Search code examples
pythonpython-2.7urllib2

Downloading a file from the internet with python


I'm trying to retrieve CSV data from a website through this link.

When downloaded manually you get synop.201708.csv.gz which is in fact a csv wrongly named .gz, it weights 2233KB

When running this code :

import urllib

file_date = '201708'
file_url = "https://donneespubliques.meteofrance.fr/donnees_libres/Txt/Synop/Archive/synop.{}.csv.gz".format(file_date)
output_file_name = "{}.csv.gz".format(file_date)

print "downloading {} to {}".format(file_url, output_file_name)
urllib.urlretrieve (file_url, output_file_name)

I'm getting a corrupted ~361Kb file

Any ideas why?


Solution

  • What seems to be happening is that the MétéoFrance site is misusing the Content-Encoding header.

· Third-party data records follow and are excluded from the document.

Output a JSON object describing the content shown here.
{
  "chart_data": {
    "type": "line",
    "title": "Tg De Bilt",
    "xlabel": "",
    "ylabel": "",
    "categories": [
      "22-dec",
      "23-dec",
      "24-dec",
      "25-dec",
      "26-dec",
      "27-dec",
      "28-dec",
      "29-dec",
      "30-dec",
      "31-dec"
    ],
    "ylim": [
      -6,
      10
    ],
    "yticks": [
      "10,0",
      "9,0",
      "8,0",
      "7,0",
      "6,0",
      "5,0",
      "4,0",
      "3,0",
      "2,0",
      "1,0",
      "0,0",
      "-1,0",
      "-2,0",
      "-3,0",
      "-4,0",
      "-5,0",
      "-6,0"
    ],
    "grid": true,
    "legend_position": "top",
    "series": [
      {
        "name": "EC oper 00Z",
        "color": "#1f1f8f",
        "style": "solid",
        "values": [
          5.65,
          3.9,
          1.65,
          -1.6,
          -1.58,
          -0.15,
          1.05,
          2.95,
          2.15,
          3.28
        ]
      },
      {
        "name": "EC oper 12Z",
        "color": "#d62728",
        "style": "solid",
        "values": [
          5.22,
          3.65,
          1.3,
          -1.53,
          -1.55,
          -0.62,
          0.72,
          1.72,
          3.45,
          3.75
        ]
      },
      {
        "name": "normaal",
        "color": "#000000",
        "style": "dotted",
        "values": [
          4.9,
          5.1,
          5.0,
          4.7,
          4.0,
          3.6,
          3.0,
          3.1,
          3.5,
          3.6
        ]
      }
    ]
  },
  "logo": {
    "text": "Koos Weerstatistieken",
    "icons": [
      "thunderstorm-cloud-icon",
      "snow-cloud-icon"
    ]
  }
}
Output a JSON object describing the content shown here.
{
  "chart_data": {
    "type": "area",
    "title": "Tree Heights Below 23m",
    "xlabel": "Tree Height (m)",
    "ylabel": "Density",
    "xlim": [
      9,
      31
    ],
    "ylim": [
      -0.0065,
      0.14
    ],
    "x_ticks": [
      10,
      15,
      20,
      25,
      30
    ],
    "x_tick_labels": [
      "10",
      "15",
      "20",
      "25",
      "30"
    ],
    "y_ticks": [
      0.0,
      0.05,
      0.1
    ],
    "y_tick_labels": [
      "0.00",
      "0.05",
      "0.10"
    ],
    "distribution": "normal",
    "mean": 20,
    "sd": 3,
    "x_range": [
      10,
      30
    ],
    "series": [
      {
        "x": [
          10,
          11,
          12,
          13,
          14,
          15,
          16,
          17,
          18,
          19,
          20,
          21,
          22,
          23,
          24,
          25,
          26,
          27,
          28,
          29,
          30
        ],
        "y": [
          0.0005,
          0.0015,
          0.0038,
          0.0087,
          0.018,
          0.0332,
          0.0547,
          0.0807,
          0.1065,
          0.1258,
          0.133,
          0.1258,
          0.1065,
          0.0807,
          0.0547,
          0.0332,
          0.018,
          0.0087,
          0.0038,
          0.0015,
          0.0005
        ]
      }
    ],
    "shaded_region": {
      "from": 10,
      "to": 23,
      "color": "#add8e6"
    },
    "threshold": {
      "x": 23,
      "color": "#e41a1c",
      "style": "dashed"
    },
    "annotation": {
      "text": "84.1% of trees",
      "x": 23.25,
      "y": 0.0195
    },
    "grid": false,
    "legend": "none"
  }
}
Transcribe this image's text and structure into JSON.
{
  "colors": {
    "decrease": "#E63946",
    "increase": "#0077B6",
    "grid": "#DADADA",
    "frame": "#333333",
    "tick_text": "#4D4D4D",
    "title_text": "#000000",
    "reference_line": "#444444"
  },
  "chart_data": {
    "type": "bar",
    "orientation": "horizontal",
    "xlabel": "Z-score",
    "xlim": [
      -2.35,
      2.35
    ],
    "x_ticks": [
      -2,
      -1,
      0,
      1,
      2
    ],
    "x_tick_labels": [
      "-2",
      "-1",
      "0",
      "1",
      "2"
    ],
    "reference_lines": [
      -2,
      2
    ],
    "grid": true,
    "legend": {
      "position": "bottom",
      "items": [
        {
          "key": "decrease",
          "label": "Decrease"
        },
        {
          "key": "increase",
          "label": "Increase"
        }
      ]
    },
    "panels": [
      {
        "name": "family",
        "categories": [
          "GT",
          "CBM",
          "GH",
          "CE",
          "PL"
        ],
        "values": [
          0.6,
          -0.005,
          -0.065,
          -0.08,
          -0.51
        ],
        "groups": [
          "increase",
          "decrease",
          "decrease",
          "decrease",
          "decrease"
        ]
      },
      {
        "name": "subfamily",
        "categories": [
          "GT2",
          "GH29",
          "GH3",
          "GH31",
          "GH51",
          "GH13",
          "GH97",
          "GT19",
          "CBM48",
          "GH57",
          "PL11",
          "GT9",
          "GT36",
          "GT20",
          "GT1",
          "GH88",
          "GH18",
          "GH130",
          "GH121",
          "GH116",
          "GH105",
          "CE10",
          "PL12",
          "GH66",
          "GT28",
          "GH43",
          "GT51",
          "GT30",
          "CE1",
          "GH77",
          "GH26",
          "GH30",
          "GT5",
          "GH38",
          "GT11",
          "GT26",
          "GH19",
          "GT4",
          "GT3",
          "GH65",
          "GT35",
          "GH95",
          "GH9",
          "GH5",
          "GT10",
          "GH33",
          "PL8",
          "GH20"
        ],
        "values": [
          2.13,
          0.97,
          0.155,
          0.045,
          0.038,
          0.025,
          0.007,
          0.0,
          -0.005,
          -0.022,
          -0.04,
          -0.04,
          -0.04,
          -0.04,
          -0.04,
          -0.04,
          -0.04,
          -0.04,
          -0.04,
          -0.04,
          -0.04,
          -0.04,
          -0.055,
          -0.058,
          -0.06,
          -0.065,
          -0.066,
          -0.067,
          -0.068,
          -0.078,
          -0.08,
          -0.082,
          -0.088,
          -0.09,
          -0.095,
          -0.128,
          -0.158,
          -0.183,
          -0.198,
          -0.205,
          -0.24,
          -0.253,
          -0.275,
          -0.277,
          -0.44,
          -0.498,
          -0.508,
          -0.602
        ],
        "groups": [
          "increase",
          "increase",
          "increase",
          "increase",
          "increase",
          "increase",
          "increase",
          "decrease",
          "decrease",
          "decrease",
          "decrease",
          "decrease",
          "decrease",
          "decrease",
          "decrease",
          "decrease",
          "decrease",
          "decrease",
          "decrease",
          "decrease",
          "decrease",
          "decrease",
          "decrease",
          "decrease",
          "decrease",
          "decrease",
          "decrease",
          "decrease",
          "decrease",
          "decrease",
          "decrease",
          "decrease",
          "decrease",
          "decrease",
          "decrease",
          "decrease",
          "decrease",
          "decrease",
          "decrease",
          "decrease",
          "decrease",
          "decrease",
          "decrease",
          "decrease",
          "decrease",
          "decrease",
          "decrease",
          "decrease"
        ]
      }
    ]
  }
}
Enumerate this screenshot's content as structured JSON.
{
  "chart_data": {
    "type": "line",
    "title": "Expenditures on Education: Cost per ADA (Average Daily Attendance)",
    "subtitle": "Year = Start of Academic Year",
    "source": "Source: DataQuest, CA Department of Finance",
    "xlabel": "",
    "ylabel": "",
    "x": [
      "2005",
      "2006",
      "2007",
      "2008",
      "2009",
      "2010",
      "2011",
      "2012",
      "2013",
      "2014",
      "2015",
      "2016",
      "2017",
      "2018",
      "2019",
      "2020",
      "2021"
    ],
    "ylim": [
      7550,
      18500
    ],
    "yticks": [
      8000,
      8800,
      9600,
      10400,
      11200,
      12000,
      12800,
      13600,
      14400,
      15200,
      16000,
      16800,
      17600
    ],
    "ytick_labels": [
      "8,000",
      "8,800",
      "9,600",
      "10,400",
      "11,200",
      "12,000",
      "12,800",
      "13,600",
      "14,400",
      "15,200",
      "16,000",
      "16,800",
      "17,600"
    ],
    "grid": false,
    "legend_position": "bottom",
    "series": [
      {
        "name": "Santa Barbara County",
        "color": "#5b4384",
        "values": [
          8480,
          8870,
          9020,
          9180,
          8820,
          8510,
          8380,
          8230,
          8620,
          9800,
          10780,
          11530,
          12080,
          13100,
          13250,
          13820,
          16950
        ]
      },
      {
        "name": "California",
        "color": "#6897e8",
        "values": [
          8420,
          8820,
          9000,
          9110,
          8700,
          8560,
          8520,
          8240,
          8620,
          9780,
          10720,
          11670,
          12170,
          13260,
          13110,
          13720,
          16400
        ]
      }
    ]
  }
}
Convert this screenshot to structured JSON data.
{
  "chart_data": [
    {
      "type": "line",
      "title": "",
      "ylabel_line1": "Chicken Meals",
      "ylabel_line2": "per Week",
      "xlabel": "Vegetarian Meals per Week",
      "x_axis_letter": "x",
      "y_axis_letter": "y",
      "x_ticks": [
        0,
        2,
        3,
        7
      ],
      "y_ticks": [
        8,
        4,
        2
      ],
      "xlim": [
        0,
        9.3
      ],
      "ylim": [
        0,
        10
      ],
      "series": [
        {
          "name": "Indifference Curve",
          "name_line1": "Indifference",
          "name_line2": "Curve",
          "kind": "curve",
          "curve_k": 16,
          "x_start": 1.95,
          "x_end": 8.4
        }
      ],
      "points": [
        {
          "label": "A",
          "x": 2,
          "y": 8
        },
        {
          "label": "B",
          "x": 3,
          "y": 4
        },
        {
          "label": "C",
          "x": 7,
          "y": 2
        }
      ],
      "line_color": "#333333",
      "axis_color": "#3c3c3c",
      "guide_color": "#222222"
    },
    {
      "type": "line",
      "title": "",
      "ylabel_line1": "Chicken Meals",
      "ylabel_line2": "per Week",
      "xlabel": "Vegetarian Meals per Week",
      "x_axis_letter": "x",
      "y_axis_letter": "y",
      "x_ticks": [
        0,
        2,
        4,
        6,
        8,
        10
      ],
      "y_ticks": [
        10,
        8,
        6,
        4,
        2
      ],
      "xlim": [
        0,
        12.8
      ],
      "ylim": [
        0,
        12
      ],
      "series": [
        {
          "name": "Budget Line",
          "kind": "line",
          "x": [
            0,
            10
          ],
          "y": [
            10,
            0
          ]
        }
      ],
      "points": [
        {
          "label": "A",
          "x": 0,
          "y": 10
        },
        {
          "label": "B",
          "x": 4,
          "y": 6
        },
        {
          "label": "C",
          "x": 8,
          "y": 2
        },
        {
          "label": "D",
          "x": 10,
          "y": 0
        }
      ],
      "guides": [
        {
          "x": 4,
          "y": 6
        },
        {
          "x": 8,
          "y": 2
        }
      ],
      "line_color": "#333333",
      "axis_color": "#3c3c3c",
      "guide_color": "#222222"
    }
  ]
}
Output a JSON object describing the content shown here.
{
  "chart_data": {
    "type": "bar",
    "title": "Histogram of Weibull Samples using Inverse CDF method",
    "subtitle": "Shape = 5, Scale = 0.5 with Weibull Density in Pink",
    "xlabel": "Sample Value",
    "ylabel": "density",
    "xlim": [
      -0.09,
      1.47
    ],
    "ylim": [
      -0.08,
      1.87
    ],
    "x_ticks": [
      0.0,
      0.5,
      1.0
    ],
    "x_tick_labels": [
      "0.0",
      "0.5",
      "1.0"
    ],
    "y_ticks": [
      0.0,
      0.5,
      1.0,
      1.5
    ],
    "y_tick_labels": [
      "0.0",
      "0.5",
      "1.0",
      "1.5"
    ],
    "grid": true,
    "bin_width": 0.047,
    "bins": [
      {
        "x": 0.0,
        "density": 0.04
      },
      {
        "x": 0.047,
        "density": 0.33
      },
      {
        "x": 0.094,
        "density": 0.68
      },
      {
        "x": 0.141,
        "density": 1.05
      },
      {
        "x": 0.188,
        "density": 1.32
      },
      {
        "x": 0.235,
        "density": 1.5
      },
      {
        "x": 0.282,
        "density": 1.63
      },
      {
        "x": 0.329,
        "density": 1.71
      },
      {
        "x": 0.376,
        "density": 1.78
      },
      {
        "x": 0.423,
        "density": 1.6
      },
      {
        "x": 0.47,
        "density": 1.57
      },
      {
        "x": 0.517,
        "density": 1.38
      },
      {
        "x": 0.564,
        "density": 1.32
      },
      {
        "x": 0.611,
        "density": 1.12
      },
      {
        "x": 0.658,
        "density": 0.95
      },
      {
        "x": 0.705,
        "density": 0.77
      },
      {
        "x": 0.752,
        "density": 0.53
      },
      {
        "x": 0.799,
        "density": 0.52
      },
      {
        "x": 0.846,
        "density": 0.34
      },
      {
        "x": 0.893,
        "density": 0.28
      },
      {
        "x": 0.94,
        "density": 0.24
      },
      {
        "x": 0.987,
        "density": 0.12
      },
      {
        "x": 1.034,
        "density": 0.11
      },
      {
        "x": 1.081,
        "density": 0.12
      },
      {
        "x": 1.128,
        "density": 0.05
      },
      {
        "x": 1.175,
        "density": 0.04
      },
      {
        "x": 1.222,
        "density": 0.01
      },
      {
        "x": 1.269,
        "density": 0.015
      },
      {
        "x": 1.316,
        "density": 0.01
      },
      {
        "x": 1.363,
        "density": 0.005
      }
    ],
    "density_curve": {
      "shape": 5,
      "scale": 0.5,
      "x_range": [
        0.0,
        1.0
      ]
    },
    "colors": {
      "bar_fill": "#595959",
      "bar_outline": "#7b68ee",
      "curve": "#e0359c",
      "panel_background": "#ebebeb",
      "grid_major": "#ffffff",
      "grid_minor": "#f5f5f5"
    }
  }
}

The website reports that it is serving you a gzip file (Content-Type: application/x-gzip) and that it is encoding it in gzip format for the transfer (Content-Encoding: x-gzip). It is also saying the page is an attachment, which should be saved under its normal name (Content-Disposition: attachment)

    In a vacuum, this would make sense (to a degree; compressing an already compressed file is mostly useless): The server serves a gzip file and compresses it again for transport. Upon receipt, your browser undoes the transport compression and saves the original gzip file. Here, it decompresses the stream, but since it wasn't compressed again, it doesn't work as expected.